O cientista português Tiago Ramalho, antigo engenheiro na Google DeepMind Technologies, disse numa entrevista à Lusa que “daqui a dez anos” a população mundial já não vai “imaginar o que é a vida sem inteligência artificial”.
O diretor executivo e cofundador da Recursive, uma startup com sede no Japão, acredita que, como “o campo está a mover-se tão rapidamente”, dentro de cinco anos, a inteligência artificial estará “incluída na maioria dos produtos e serviços”.
Dentro de uma década, a inteligência artificial tornar-se-á “uma tecnologia ubíqua”, disse Ramalho, a começar pelo processamento de linguagem natural, incluindo o ChatGPT e outros modelos capazes de gerar textos complexos.

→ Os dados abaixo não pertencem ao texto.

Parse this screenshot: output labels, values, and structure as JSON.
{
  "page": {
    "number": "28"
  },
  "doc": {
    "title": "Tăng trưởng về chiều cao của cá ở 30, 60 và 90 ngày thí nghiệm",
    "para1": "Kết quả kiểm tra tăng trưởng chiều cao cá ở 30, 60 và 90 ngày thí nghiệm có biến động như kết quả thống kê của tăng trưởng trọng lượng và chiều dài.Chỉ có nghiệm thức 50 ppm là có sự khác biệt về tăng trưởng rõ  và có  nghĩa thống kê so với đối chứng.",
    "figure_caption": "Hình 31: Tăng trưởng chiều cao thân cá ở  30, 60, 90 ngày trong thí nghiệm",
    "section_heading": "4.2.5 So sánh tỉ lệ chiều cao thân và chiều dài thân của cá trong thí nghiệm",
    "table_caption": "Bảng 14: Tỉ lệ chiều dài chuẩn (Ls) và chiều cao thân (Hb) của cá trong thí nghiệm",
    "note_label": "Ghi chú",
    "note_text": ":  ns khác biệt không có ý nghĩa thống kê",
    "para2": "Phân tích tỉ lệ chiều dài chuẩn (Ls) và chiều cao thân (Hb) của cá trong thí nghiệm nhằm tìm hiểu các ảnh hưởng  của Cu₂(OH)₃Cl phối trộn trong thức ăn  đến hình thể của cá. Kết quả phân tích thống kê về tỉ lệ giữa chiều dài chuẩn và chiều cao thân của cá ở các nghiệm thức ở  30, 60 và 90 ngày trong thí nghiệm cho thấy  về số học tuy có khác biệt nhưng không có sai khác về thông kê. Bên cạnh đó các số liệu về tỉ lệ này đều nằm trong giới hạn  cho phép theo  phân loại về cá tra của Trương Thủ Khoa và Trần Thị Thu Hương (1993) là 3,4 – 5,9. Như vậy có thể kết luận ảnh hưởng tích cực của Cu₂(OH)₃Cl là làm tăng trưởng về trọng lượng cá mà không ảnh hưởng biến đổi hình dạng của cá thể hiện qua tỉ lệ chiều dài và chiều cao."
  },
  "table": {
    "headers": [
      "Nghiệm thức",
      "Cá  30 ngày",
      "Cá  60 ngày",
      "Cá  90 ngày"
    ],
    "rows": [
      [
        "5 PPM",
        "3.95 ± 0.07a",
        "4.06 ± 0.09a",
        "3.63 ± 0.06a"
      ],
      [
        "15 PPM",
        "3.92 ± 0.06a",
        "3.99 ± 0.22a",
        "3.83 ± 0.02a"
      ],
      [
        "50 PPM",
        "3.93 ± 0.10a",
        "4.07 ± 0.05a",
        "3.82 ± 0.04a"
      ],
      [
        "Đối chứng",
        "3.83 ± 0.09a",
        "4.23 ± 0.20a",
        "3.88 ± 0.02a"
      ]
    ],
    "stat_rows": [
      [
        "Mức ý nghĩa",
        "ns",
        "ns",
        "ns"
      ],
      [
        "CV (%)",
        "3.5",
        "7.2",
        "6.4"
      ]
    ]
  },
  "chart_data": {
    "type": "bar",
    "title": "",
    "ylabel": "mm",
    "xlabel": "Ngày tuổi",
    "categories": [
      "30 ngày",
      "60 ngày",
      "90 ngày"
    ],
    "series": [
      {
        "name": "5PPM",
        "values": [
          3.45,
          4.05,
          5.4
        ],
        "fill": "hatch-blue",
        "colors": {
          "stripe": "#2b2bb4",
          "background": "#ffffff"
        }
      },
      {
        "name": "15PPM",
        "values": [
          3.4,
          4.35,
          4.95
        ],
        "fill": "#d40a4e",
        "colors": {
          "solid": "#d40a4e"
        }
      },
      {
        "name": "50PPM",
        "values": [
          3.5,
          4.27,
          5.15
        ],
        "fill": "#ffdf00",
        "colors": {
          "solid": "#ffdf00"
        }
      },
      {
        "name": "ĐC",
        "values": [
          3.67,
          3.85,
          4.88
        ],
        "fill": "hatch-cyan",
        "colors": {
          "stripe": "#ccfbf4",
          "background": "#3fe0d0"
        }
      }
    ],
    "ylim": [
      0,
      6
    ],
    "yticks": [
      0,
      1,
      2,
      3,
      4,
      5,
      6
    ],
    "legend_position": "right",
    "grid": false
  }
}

O português defendeu que, nos últimos dois anos, a tecnologia chegou a um ponto em que “até funciona bastante bem” e a evolução tornou-se “um problema de engenharia”.
Ou seja, explicou Ramalho, o desafio será como aumentar o número e qualidade das bases de dados, reduzir os custos para obter uma resposta e adaptar os modelos “se calhar até para os telemóveis”.
De acordo com um estudo publicado em março por investigadores da Microsoft, a popularização da inteligência artificial vai afetar profissões sobretudo nas áreas de telemarketing, contabilidade, tradução, ensino e programação.
“Quando há uma transição tecnológica, há sempre pessoas que vão ficar prejudicadas e outras que vão beneficiar”, admitiu Tiago Ramalho, que acredita que “o resultado final tende sempre a ser positivo”.
Alguns cientistas acreditam que uma inteligência artificial com consciência poderá ser outro perigo. Um deles, o engenheiro da Google Blake Lemoine, disse em junho de 2022 que o modelo linguístico LaMDA da gigante tecnológica estava “vivo”.
A Google rejeitou as alegações de Lemoine e também Tiago Ramalho acredita que o LaMDA está simplesmente a “responder seguindo o contexto que está a receber” e a “fazer um bocadinho de encenação”.
“Se lhe perguntarmos `estás a sofrer fechado neste quadro de dados`, irá responder como numa história do Isaac Asimov (1920-1992)”, disse o português, referindo-se ao escritor de ficção científica.
“Ainda falta muito tempo” até à criação de uma inteligência artificial com “um diálogo interno, com preferências e valores e que não dependem das interações com seres humanos”, defendeu Ramalho.
O cientista considera que “o mais realista é os humanos coevoluírem com a tecnologia”, construindo uma sociedade com os benefícios de “uma simbiose entre agentes inteligentes de silicone” e humanos.
Ramalho dá como exemplo a tecnologia AlphaFold, da Google DeepMind, que “permite perceber a estrutura de uma proteína baseada no código genético”. “Isso é um problema que um humano simplesmente não consegue resolver”, sublinhou.
A Recursive, atualmente com cerca de 40 trabalhadores, está também a usar inteligência artificial para ajudar as empresas japonesas a criarem modelos de negócios sustentáveis, explicou o português.
A startup está, por exemplo, a otimizar as entregas ao domicílio de um grupo e a prever as necessidades de irrigação das florestas comerciais geridas na Indonésia pelo conglomerado nipónico Sumitomo.
“Nós tentamos sempre encontrar essa sinergia entre o que é bom para o ambiente e também bom para a empresa, porque às vezes é difícil vender a ideia de sustentabilidade”, explicou Ramalho.